Geary and her service dog in training, Chipotle, can be seen strolling through the halls of MHS on their way to class. (PHOTO BY GRIMMER)

As Mariemont High School students flood into school each morning with backpacks and lunch bags in tow, Junior Catherine Geary has her hands full with something unexpected: a service dog in training.  

Her current dog, Chipotle, is a 9-month-old half Newfoundland-half Golden Retriever from 4 Paws for Ability, a nonprofit located in Xenia, Ohio that provides service dogs to disabled children and veterans in need.

Service dog training is not foreign to the Geary family, having trained two dogs, Tiago and Sundance, before.  

“My family started training service dogs when my sister Lizzy was a junior in 2014.  Lizzy is really interested in animal behavior, and she thought this program would really help her develop her skills with animals and develop her resumé for getting into Animal Science programs at university,” says Geary.  “My family agreed to help her raise the dogs, and we all fell in love with the program.”

One of the main reasons that Chipotle comes to school with Geary is for him to become more socialized.  A critical aspect of the training is for the dog to get used to going everywhere with their owners.

“My job with Chipotle is to get him used to public situations like school, stores, doctors offices, and buses as well as teach him basic obedience commands,” says Geary.

Not only is training these dogs an important task but a true passion of the Geary family.

“I love training these dogs,” says Geary.  “After training, when they get placed with an individual who really needs them, it’s amazing to see how much the dog can help that person and really improve their life.”  

After several months of training and a final evaluation from 4 Paws for Ability, Chipotle will be paired with an individual that he will be able to help best.

“At this point, we don’t know what disability Chipotle will help with,” says Geary.  “He could help a child with autism, fetal alcohol syndrome, severe epilepsy, diabetes, or a number of other conditions.”

Smith and Chipotle share a moment before 7th bell begins. (PHOTO BY GRIMMER)

Not only does Geary enjoy having Chipotle’s company at school, but students have been thrilled with the dog as their fellow classmate.

“I love it.

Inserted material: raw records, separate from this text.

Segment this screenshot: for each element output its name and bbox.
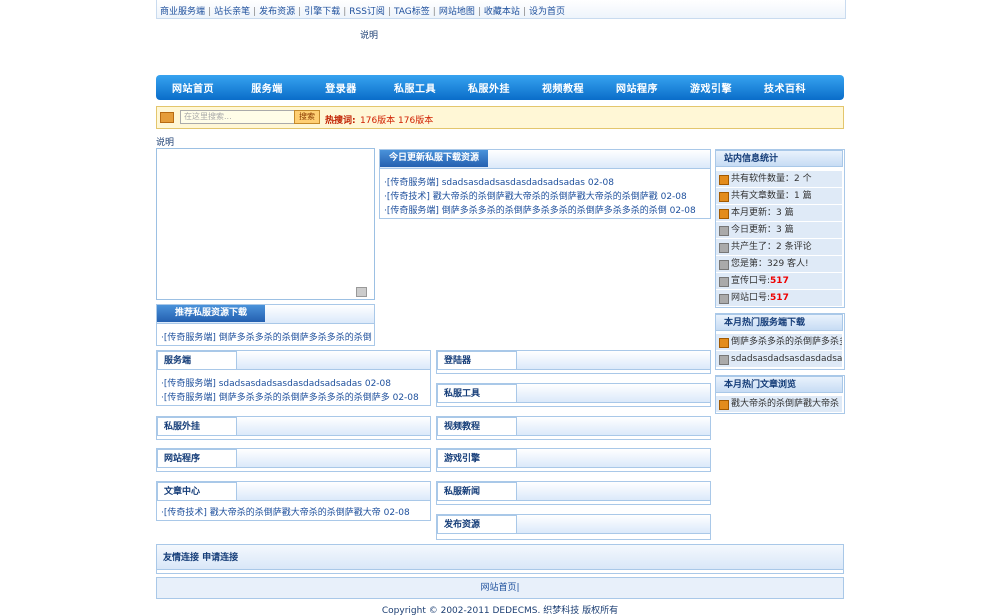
top-link-sitemap[interactable]: 网站地图	[439, 7, 475, 17]
list-item[interactable]: ·[传奇服务端] 倒萨多杀多杀的杀倒萨多杀多杀的杀倒	[161, 330, 372, 343]
stat-bullet-icon	[719, 294, 729, 304]
mail-icon	[160, 112, 174, 123]
stat-bullet-icon	[719, 260, 729, 270]
bullet-icon	[719, 338, 729, 348]
search-input[interactable]: 在这里搜索...	[180, 110, 296, 124]
top-link-webmaster[interactable]: 站长亲笔	[214, 7, 250, 17]
friend-links-title[interactable]: 友情连接 申请连接	[163, 550, 238, 563]
list-item[interactable]: ·[传奇服务端] sdadsasdadsasdasdadsadsadas 02-…	[384, 175, 614, 188]
flash-explain-text: 说明	[156, 138, 175, 148]
hot-article-title: 本月热门文章浏览	[715, 376, 843, 393]
nav-program[interactable]: 网站程序	[600, 80, 674, 95]
stat-bullet-icon	[719, 175, 729, 185]
publish-section-title[interactable]: 发布资源	[437, 515, 517, 533]
recommend-title: 推荐私服资源下载	[157, 305, 265, 322]
nav-plugin[interactable]: 私服外挂	[452, 80, 526, 95]
slogan-label: 宣传口号:	[731, 276, 771, 286]
top-link-set-homepage[interactable]: 设为首页	[529, 7, 565, 17]
nav-tools[interactable]: 私服工具	[378, 80, 452, 95]
stat-row: 今日更新：3 篇	[716, 222, 842, 239]
friend-links-bar	[156, 544, 844, 570]
stats-title: 站内信息统计	[715, 150, 843, 167]
flash-control-icon[interactable]	[356, 287, 367, 297]
nav-home[interactable]: 网站首页	[156, 80, 230, 95]
top-link-engine-download[interactable]: 引擎下载	[304, 7, 340, 17]
stat-row: 本月更新：3 篇	[716, 205, 842, 222]
list-item[interactable]: ·[传奇技术] 戳大帝杀的杀倒萨戳大帝杀的杀倒萨戳大帝杀的杀倒萨戳 02-08	[384, 189, 687, 202]
hot-server-item[interactable]: 倒萨多杀多杀的杀倒萨多杀多杀	[716, 334, 842, 351]
list-item[interactable]: ·[传奇服务端] 倒萨多杀多杀的杀倒萨多杀多杀的杀倒萨多 02-08	[161, 390, 419, 403]
top-link-rss[interactable]: RSS订阅	[349, 7, 385, 17]
stat-row: 共有软件数量：2 个	[716, 171, 842, 188]
top-link-publish[interactable]: 发布资源	[259, 7, 295, 17]
stat-row: 共产生了：2 条评论	[716, 239, 842, 256]
article-section-title[interactable]: 文章中心	[157, 482, 237, 500]
banner-explain-text: 说明	[360, 31, 379, 41]
list-item[interactable]: ·[传奇技术] 戳大帝杀的杀倒萨戳大帝杀的杀倒萨戳大帝 02-08	[161, 505, 410, 518]
stat-row: 网站口号:517	[716, 290, 842, 307]
site-slogan-label: 网站口号:	[731, 293, 771, 303]
main-nav: 网站首页 服务端 登录器 私服工具 私服外挂 视频教程 网站程序 游戏引擎 技术…	[156, 75, 844, 100]
server-section-title[interactable]: 服务端	[157, 351, 237, 369]
site-slogan-value: 517	[770, 293, 789, 303]
slogan-value: 517	[770, 276, 789, 286]
hot-words-label: 热搜词:	[325, 116, 356, 126]
engine-section-title[interactable]: 游戏引擎	[437, 449, 517, 467]
hot-words[interactable]: 176版本 176版本	[360, 113, 433, 126]
list-item[interactable]: ·[传奇服务端] sdadsasdadsasdasdadsadsadas 02-…	[161, 376, 391, 389]
stat-bullet-icon	[719, 226, 729, 236]
footer-nav[interactable]: 网站首页|	[156, 577, 844, 599]
news-section-title[interactable]: 私服新闻	[437, 482, 517, 500]
flash-slideshow	[156, 148, 375, 300]
top-link-business-server[interactable]: 商业服务端	[160, 7, 205, 17]
top-link-bookmark[interactable]: 收藏本站	[484, 7, 520, 17]
nav-video[interactable]: 视频教程	[526, 80, 600, 95]
stat-bullet-icon	[719, 192, 729, 202]
nav-server[interactable]: 服务端	[230, 80, 304, 95]
search-button[interactable]: 搜索	[294, 110, 320, 124]
stat-bullet-icon	[719, 277, 729, 287]
tools-section-title[interactable]: 私服工具	[437, 384, 517, 402]
stat-row: 您是第：329 客人!	[716, 256, 842, 273]
stat-bullet-icon	[719, 209, 729, 219]
nav-wiki[interactable]: 技术百科	[748, 80, 822, 95]
bullet-icon	[719, 355, 729, 365]
friend-links-body	[156, 569, 844, 574]
plugin-section-title[interactable]: 私服外挂	[157, 417, 237, 435]
login-section-title[interactable]: 登陆器	[437, 351, 517, 369]
stat-row: 宣传口号:517	[716, 273, 842, 290]
bullet-icon	[719, 400, 729, 410]
video-section-title[interactable]: 视频教程	[437, 417, 517, 435]
program-section-title[interactable]: 网站程序	[157, 449, 237, 467]
list-item[interactable]: ·[传奇服务端] 倒萨多杀多杀的杀倒萨多杀多杀的杀倒萨多杀多杀的杀倒 02-08	[384, 203, 696, 216]
copyright: Copyright © 2002-2011 DEDECMS. 织梦科技 版权所有	[381, 606, 619, 616]
stat-row: 共有文章数量：1 篇	[716, 188, 842, 205]
today-updates-title: 今日更新私服下载资源	[380, 150, 488, 167]
hot-server-title: 本月热门服务端下载	[715, 314, 843, 331]
top-link-tags[interactable]: TAG标签	[394, 7, 430, 17]
top-links: 商业服务端 | 站长亲笔 | 发布资源 | 引擎下载 | RSS订阅 | TAG标签 | 网站地图 | 收藏…	[160, 7, 565, 17]
hot-server-item[interactable]: sdadsasdadsasdasdadsadsadas	[716, 351, 842, 368]
nav-engine[interactable]: 游戏引擎	[674, 80, 748, 95]
nav-login[interactable]: 登录器	[304, 80, 378, 95]
hot-article-item[interactable]: 戳大帝杀的杀倒萨戳大帝杀	[716, 396, 842, 413]
stat-bullet-icon	[719, 243, 729, 253]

I love it so much,” says junior Alan Smith.

AP US History teacher, Mrs. Leatherwood, has also enjoyed having Chipotle in her class.

“I think it is a calming presence to have in the classroom.  People feel comfortable with him, and it is like being at home,” says Leatherwood.  “My hope is that it will peak others’ interest and make them think about training dogs themselves.”

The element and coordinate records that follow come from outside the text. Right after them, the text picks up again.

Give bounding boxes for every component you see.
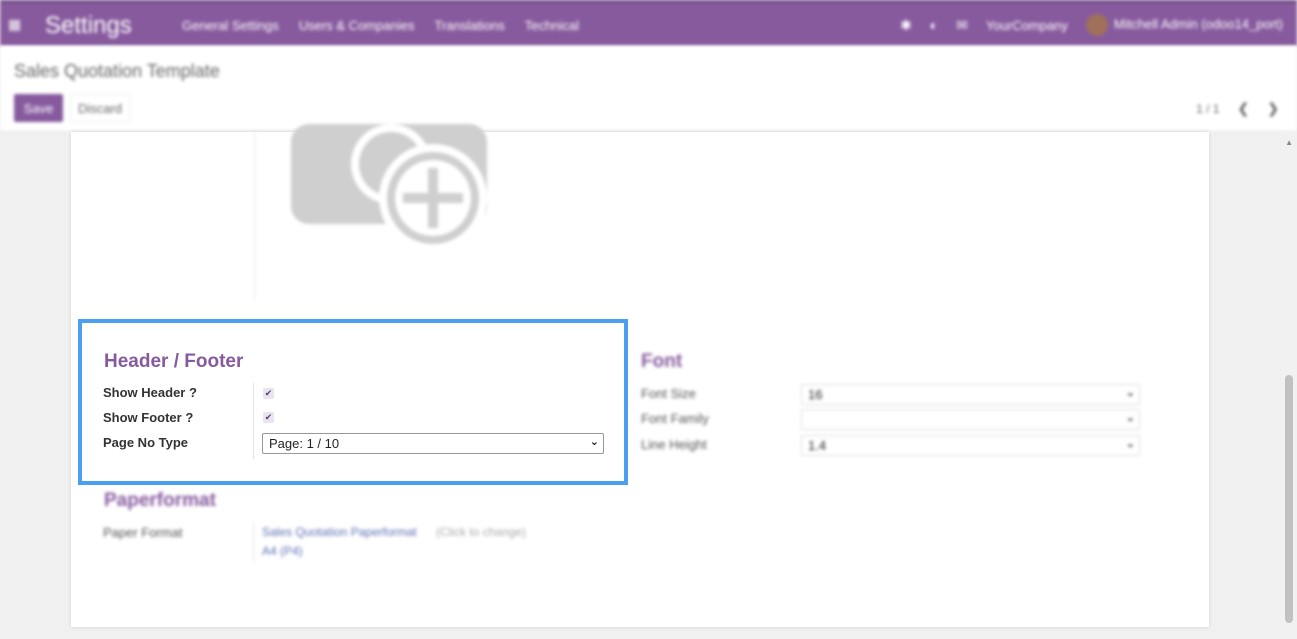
pager: 1 / 1 ❮ ❯ (1196, 100, 1279, 117)
company-switcher[interactable]: YourCompany (986, 18, 1068, 33)
avatar (1085, 14, 1108, 36)
paperformat-title: Paperformat (104, 490, 216, 511)
paper-format-label: Paper Format (103, 525, 183, 540)
activity-icon[interactable]: ◐ (930, 17, 938, 33)
font-size-label: Font Size (641, 386, 696, 401)
chevron-down-icon: ⌄ (1125, 387, 1135, 399)
top-navbar: ▦ Settings General Settings Users & Comp… (0, 0, 1297, 46)
divider (254, 132, 255, 300)
image-placeholder-icon[interactable] (291, 124, 491, 264)
app-brand[interactable]: Settings (45, 12, 132, 40)
main-menu: General Settings Users & Companies Trans… (182, 18, 579, 33)
menu-technical[interactable]: Technical (525, 18, 579, 33)
paper-format-hint: (Click to change) (436, 525, 527, 539)
font-family-label: Font Family (641, 411, 709, 426)
font-size-select[interactable]: 16 ⌄ (801, 384, 1140, 405)
font-title: Font (641, 351, 683, 372)
systray: ✱ ◐ ✉ YourCompany Mitchell Admin (odoo14… (900, 14, 1283, 36)
user-menu[interactable]: Mitchell Admin (odoo14_port) (1085, 14, 1283, 36)
paper-format-link[interactable]: Sales Quotation Paperformat (262, 525, 417, 539)
messages-icon[interactable]: ✉ (956, 17, 968, 34)
control-panel: Sales Quotation Template Save Discard 1 … (0, 46, 1297, 132)
pager-value[interactable]: 1 / 1 (1196, 102, 1219, 116)
save-button[interactable]: Save (14, 94, 63, 122)
bug-icon[interactable]: ✱ (900, 17, 912, 34)
line-height-value: 1.4 (808, 438, 827, 453)
menu-users-companies[interactable]: Users & Companies (299, 18, 415, 33)
scroll-up-icon[interactable]: ▲ (1285, 138, 1293, 147)
breadcrumb: Sales Quotation Template (14, 61, 220, 81)
chevron-down-icon: ⌄ (1125, 438, 1135, 450)
paper-format-sub: A4 (P4) (262, 544, 303, 558)
scroll-thumb[interactable] (1285, 375, 1293, 623)
line-height-label: Line Height (641, 437, 707, 452)
user-name: Mitchell Admin (odoo14_port) (1113, 16, 1283, 32)
line-height-select[interactable]: 1.4 ⌄ (801, 435, 1140, 456)
apps-menu-icon[interactable]: ▦ (8, 17, 22, 31)
menu-general-settings[interactable]: General Settings (182, 18, 279, 33)
discard-button[interactable]: Discard (70, 94, 130, 122)
chevron-down-icon: ⌄ (1125, 412, 1135, 424)
highlight-frame (78, 319, 628, 485)
font-size-value: 16 (808, 387, 823, 402)
pager-next-icon[interactable]: ❯ (1267, 100, 1279, 117)
field-separator (253, 522, 254, 562)
font-family-select[interactable]: ⌄ (801, 409, 1140, 430)
scrollbar[interactable]: ▲ (1281, 132, 1297, 639)
pager-previous-icon[interactable]: ❮ (1238, 100, 1250, 117)
menu-translations[interactable]: Translations (434, 18, 504, 33)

How to behave around a service dog has foggy guidelines.  Because Chipotle is still in training, his situation is a bit different.

“He’s still learning!  He’s learning how to behave in class and to listen to my verbal and visual commands,” says Geary.  “Because he’s still in training, it’s okay to pet him, but he shouldn’t be a distraction to your learning nor should you be a distraction to his learning.”

Although service dog training is an exciting and rewarding experience, it is different than having a dog as a pet.  

“When I have to say goodbye to a foster dog, it’s extremely difficult, especially because the dog has been going nearly everywhere with me for so long,” says Geary. “However, it’s completely worth it because I know the dog is going to help someone who needs him more than I do.”